Shapiro appealed the decision, and the Supreme Court heard oral arguments last month.
But if successful, Shapiro's position has the potential to open a new line of legal attack for opponents of districts drawn with partisan aims. Most redistricting lawsuits have been brought under the 14th Amendment, not the First Amendment.
The court offered no opinion on Shapiro's theory. But Scalia did take a few jabs at Maryland's map.
"Maryland enacted a statute in October 2011 establishing — or, more pejoratively, gerrymandering — the districts for the state's eight congressional seats," he wrote.
Maryland's current congressional boundaries, crafted after the 2010 census by then-Gov. Martin O'Malley and Democrats in the General Assembly, drew criticism when they were unveiled. The contorted House districts, which bound together dissimilar communities across the state, helped Democrats oust longtime Republican Rep. Roscoe G. Bartlett in the 2012 election.
Though the maps were affirmed by voters in a 2012 referendum, they remain a point of political contention, and repeated litigation.
Republican Gov. Larry Hogan has proposed an independent commission to set district lines in the future. The idea has met with resistance from Democrats.
Shapiro, a former federal employee, learned of the court decision Tuesday as he was preparing for his finals at the American University law school.
He initially represented himself in the case, but now has a Washington-based lawyer, Michael B. Kimberly, who has taken it on pro bono.
"I'm gratified that the court has put voters of the 4th Circuit in the same standing as voters in the rest of the country — to be able to challenge congressional districts," Shapiro said.
The Supreme Court upheld the Maryland boundaries in a separate case in 2012.
While Tuesday's decision did not answer whether Shapiro has a legitimate constitutional claim, it will have a practical consequence: Decisions by three-judge panels can be appealed directly to the Supreme Court, meaning they move through the system faster.
That could make it easier for voters in the 4th Circuit to bring future redistricting challenges.
"The Supreme Court has provided clarity on the procedure to be followed in redistricting challenges, and the number of judges that must review such challenges," said David Nitkin, a spokesman for Maryland Attorney General Brian E. Frosh.
"The case did not address the substance of congressional maps in Maryland," Nitkin said in a statement. "The Office of the Attorney General will continue to fulfill our obligation to provide representation in support of the approved district maps."
The 4th Circuit — which covers the states of Maryland, Virginia, West Virginia, North Carolina and South Carolina — has taken a more liberal view of its ability to dismiss cases without convening the multi-judge panel.
Shapiro based his First Amendment claim on a 2004 concurring opinion by Justice Anthony Kennedy. Kennedy wrote that the First Amendment could be used as a basis of a redistricting lawsuit if plaintiffs could argue a state law resulted in a "disfavored treatment" of some voters based on their political views.

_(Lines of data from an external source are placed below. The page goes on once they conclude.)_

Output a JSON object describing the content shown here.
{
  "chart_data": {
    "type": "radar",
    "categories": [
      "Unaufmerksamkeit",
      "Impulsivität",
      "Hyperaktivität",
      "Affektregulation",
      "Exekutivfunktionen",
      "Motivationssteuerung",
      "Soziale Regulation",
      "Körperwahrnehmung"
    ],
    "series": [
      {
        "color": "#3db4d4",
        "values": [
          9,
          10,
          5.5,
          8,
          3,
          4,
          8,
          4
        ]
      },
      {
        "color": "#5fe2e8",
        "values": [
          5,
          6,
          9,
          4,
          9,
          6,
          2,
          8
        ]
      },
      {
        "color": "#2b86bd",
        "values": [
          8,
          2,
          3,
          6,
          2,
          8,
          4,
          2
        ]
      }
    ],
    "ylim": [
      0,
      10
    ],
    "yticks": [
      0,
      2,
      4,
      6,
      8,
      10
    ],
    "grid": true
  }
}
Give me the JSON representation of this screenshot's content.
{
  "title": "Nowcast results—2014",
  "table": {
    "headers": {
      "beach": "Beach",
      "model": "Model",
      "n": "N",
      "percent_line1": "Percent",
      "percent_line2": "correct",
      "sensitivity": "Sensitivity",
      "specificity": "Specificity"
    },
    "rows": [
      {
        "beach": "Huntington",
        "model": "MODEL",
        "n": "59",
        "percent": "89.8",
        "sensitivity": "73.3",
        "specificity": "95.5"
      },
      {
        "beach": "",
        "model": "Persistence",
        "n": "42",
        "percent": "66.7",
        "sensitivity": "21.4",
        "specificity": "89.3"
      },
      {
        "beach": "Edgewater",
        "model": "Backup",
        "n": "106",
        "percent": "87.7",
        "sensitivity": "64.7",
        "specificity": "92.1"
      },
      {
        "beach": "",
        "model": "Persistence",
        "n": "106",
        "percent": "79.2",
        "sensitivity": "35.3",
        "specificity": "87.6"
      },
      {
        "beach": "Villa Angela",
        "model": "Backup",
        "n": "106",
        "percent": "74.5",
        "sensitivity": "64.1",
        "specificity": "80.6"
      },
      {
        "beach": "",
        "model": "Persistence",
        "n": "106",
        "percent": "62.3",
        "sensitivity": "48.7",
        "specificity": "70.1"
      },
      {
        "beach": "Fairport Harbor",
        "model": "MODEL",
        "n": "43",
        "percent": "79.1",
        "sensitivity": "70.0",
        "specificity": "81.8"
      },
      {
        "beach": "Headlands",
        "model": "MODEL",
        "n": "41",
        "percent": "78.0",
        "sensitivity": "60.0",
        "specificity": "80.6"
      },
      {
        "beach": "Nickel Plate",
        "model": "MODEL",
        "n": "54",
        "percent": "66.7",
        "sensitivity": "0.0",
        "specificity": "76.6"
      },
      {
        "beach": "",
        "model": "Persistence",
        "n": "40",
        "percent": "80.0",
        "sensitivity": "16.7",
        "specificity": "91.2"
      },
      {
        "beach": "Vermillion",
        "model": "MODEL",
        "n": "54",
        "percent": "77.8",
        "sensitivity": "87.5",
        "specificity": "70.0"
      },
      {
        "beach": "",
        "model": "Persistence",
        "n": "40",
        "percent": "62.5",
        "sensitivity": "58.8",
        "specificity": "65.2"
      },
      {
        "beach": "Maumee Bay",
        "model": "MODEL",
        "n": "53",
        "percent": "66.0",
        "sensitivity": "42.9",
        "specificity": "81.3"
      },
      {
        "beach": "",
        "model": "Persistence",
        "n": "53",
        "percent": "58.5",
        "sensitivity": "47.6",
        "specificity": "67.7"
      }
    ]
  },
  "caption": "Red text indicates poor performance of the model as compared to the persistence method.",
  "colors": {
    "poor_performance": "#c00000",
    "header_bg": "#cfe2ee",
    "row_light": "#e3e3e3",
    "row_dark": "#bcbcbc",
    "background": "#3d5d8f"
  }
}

Scalia, avoiding discussion on the merits of the case, said it is inconceivable that a lawsuit based on a legal theory noted by Kennedy could be dismissed before it was considered by the three-judge panel.
"Whatever 'wholly insubstantial,' 'obviously frivolous,' etc., mean, at a minimum they cannot include a plea for relief based on a legal theory put forward by a justice of this court and uncontradicted by the majority in any of our cases," he wrote.